An authoritative parenting style is regarded to be the most effective. Children raised using these parenting practices grow up smart and moral. Additionally, children reared in this way learn the value of achievement and collaboration with both adults and peers.

How did Diana Baumrind Study Parenting Styles?

Baumrind and her research team conducted observations, analyses, and interviews to ascertain the various parenting ideologies. Some of the aspects looked at included communication methods, disciplinary strategies, communication styles, and maturity and control expectations.

Why is Baumrind’s Authoritative Parenting Style the Most Effective?

The competence and self-confidence of children tend to increase when parents establish high but fair and consistent standards for their behavior, communicate clearly with them, are loving and attentive to their needs, and use reason rather than force to change their behavior.

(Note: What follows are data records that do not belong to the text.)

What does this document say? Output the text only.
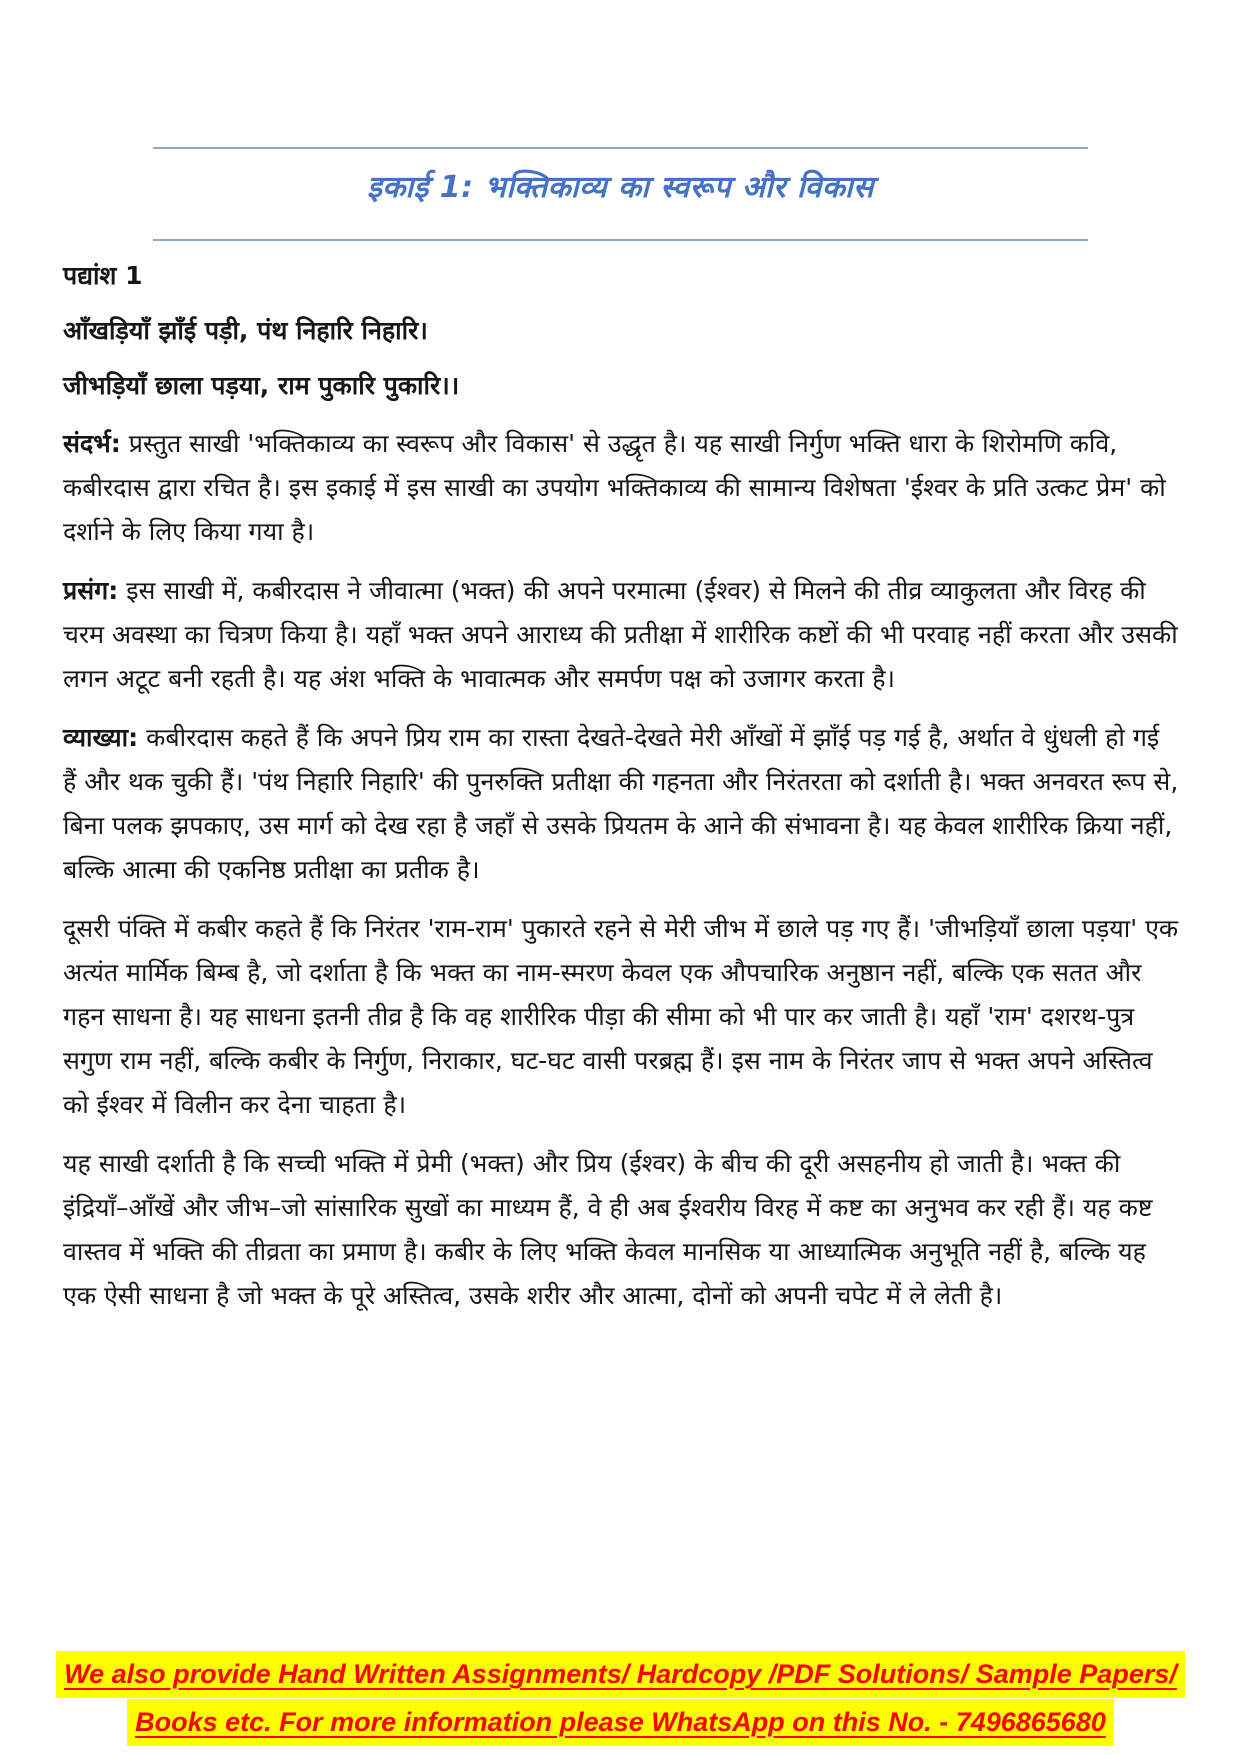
इकाई 1: भक्तिकाव्य का स्वरूप और विकास

पद्यांश 1

आँखड़ियाँ झाँई पड़ी, पंथ निहारि निहारि।

जीभड़ियाँ छाला पड़या, राम पुकारि पुकारि।।

संदर्भ: प्रस्तुत साखी 'भक्तिकाव्य का स्वरूप और विकास' से उद्धृत है। यह साखी निर्गुण भक्ति धारा के शिरोमणि कवि, कबीरदास द्वारा रचित है। इस इकाई में इस साखी का उपयोग भक्तिकाव्य की सामान्य विशेषता 'ईश्वर के प्रति उत्कट प्रेम' को दर्शाने के लिए किया गया है।

प्रसंग: इस साखी में, कबीरदास ने जीवात्मा (भक्त) की अपने परमात्मा (ईश्वर) से मिलने की तीव्र व्याकुलता और विरह की चरम अवस्था का चित्रण किया है। यहाँ भक्त अपने आराध्य की प्रतीक्षा में शारीरिक कष्टों की भी परवाह नहीं करता और उसकी लगन अटूट बनी रहती है। यह अंश भक्ति के भावात्मक और समर्पण पक्ष को उजागर करता है।

व्याख्या: कबीरदास कहते हैं कि अपने प्रिय राम का रास्ता देखते-देखते मेरी आँखों में झाँई पड़ गई है, अर्थात वे धुंधली हो गई हैं और थक चुकी हैं। 'पंथ निहारि निहारि' की पुनरुक्ति प्रतीक्षा की गहनता और निरंतरता को दर्शाती है। भक्त अनवरत रूप से, बिना पलक झपकाए, उस मार्ग को देख रहा है जहाँ से उसके प्रियतम के आने की संभावना है। यह केवल शारीरिक क्रिया नहीं, बल्कि आत्मा की एकनिष्ठ प्रतीक्षा का प्रतीक है।

दूसरी पंक्ति में कबीर कहते हैं कि निरंतर 'राम-राम' पुकारते रहने से मेरी जीभ में छाले पड़ गए हैं। 'जीभड़ियाँ छाला पड़या' एक अत्यंत मार्मिक बिम्ब है, जो दर्शाता है कि भक्त का नाम-स्मरण केवल एक औपचारिक अनुष्ठान नहीं, बल्कि एक सतत और गहन साधना है। यह साधना इतनी तीव्र है कि वह शारीरिक पीड़ा की सीमा को भी पार कर जाती है। यहाँ 'राम' दशरथ-पुत्र सगुण राम नहीं, बल्कि कबीर के निर्गुण, निराकार, घट-घट वासी परब्रह्म हैं। इस नाम के निरंतर जाप से भक्त अपने अस्तित्व को ईश्वर में विलीन कर देना चाहता है।

यह साखी दर्शाती है कि सच्ची भक्ति में प्रेमी (भक्त) और प्रिय (ईश्वर) के बीच की दूरी असहनीय हो जाती है। भक्त की इंद्रियाँ–आँखें और जीभ–जो सांसारिक सुखों का माध्यम हैं, वे ही अब ईश्वरीय विरह में कष्ट का अनुभव कर रही हैं। यह कष्ट वास्तव में भक्ति की तीव्रता का प्रमाण है। कबीर के लिए भक्ति केवल मानसिक या आध्यात्मिक अनुभूति नहीं है, बल्कि यह एक ऐसी साधना है जो भक्त के पूरे अस्तित्व, उसके शरीर और आत्मा, दोनों को अपनी चपेट में ले लेती है।

We also provide Hand Written Assignments/ Hardcopy /PDF Solutions/ Sample Papers/
Books etc. For more information please WhatsApp on this No. - 7496865680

While staying unobtrusive and demonstrating interest in their activities, this style of parenting enables children to make mistakes that they may learn from.

What is Diana Baumrind best known for?

Research by Baumrind has had a substantial positive impact on parenting and developmental psychology. Additional study has supported her findings, and her work continues to have an impact on contemporary parenting practices. She conducted studies in the 1960s and 1970s that have influenced everything from professional parenting advice to successful strategies for child punishment.

How many Parenting Styles did Diana Baumrind identify?

Diana Baumrind identifies 4 types of parenting. 

  • Permissive.
  • Authoritative.
  • Neglectful.
  • Authoritarian.

Which Parenting Style is Most Encouraged in Modern America?

The authoritative parenting approach is the one that is most supported in contemporary American society out of the four Baumrind parenting theories.